Тем не менее, в тускло освещенных недрах Кате удалось отыскать огрызок полусухой колбасы, и она без воодушевления сжевала его с горбушкой черного хлеба. В шкафчике над раковиной хранилась резервная пачка сигарет. Рядом с пачкой обнаружилась початая бутылка джина, позабытая здесь с самого дня Катиного рождения, то есть с четвертого августа. Пожав плечами, Катя сняла ее с полки и поставила на стол. Зажигая сигарету и наполняя рюмку, она припомнила, что в последний раз пила из этой бутылки чуть больше месяца назад, в день, когда ее приняли на работу в “Ингу”.
Работа в еженедельнике пришлась очень кстати — Кате очень не нравилась скорость, с которой тратились деньги, вырученные от продажи родительской квартиры. Квартира у родителей была большая, оставшаяся от деда — большого и сильно засекреченного физика. Засекречен он был настолько, что Катя видела его всего два или три раза в жизни.

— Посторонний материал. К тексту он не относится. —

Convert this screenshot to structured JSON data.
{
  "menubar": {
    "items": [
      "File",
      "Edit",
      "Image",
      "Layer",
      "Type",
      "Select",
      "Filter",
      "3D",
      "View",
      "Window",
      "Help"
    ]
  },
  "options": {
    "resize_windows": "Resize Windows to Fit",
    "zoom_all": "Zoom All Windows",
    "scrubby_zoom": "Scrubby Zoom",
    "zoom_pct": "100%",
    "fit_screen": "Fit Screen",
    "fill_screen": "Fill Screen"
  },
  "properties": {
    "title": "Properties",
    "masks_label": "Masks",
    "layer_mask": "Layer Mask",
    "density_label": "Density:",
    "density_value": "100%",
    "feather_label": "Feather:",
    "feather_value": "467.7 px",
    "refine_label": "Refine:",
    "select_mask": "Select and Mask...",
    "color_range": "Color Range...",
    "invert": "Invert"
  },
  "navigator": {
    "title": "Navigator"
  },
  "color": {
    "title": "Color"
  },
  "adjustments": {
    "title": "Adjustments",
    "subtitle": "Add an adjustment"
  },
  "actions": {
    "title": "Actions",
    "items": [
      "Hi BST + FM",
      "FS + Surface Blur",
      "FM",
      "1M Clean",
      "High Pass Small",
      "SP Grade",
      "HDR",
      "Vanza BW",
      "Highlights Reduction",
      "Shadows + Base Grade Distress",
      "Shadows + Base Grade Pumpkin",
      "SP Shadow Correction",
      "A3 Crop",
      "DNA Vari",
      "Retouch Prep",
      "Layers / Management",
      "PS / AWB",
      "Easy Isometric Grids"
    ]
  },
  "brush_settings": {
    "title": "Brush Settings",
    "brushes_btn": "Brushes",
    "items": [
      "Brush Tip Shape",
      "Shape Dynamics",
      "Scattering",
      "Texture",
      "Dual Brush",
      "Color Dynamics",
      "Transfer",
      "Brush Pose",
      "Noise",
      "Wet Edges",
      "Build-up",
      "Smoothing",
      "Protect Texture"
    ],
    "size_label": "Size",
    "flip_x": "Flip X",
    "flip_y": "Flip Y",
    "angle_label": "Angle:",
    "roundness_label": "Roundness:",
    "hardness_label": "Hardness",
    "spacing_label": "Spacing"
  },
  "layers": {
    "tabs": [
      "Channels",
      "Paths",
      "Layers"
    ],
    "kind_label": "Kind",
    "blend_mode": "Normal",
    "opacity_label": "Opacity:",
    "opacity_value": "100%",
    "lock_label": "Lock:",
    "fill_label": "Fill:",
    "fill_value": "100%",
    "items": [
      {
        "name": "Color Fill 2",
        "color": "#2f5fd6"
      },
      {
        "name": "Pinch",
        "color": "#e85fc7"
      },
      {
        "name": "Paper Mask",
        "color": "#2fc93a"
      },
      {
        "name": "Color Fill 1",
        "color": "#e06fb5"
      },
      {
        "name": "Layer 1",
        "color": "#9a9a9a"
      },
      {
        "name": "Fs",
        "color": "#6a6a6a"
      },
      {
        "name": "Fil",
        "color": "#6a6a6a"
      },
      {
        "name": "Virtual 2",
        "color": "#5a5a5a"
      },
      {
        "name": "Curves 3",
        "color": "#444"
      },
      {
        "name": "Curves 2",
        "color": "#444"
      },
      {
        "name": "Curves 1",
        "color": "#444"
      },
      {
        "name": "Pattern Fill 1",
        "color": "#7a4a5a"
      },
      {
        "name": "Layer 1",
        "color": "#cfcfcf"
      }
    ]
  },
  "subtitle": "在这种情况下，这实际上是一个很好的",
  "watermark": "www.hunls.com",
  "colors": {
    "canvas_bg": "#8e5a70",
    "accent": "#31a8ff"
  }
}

Последнее их свидание состоялось, когда дед лежал в блестящем красном гробу, установленном в кузове специальной машины, и готовился к поездке в крематорий. Кате тогда было шестнадцать лет, и похороны этого постороннего пожилого человека оставили ее вполне равнодушной. Каким-то образом Катиным родителям разрешили переехать в его квартиру — возможно, в знак благодарности за его былые заслуги, а может быть, в качестве аванса: Катин отец, хоть и был куда менее засекреченным, работал в том же ведомстве и к сорока годам достиг многого. Злые языки поговаривали, что его успехи во многом объясняются тем, что он женат на дочери своего начальника. Катя мучилась, когда в школе или во дворе до нее доносились отголоски этих сплетен, и дралась жестоко и беспощадно, не признавая поражений и потому всегда, в конечном итоге, одерживая победы. На нее жаловались, предъявляя расквашенные носы и подбитые глаза жертв, вопиющие к небу об отмщении. Отец, угрюмый молчун, всегда, сколько помнила его Катя, погруженный в работу, безмолвно озирал нанесенные его чадом увечья и, пожав плечами, уходил в кабинет, предоставляя маме самой улаживать конфликт. Мама плакала, но Катя была тверда — в молчании отца ей чудилось одобрение. Скорее всего, так оно и было — отец говорил редко, и она с детства научилась понимать его молчание. Гораздо позже она с удивлением поняла, что мама так никогда и не овладела этим искусством, казавшимся ее дочери таким же естественным, как дыхание.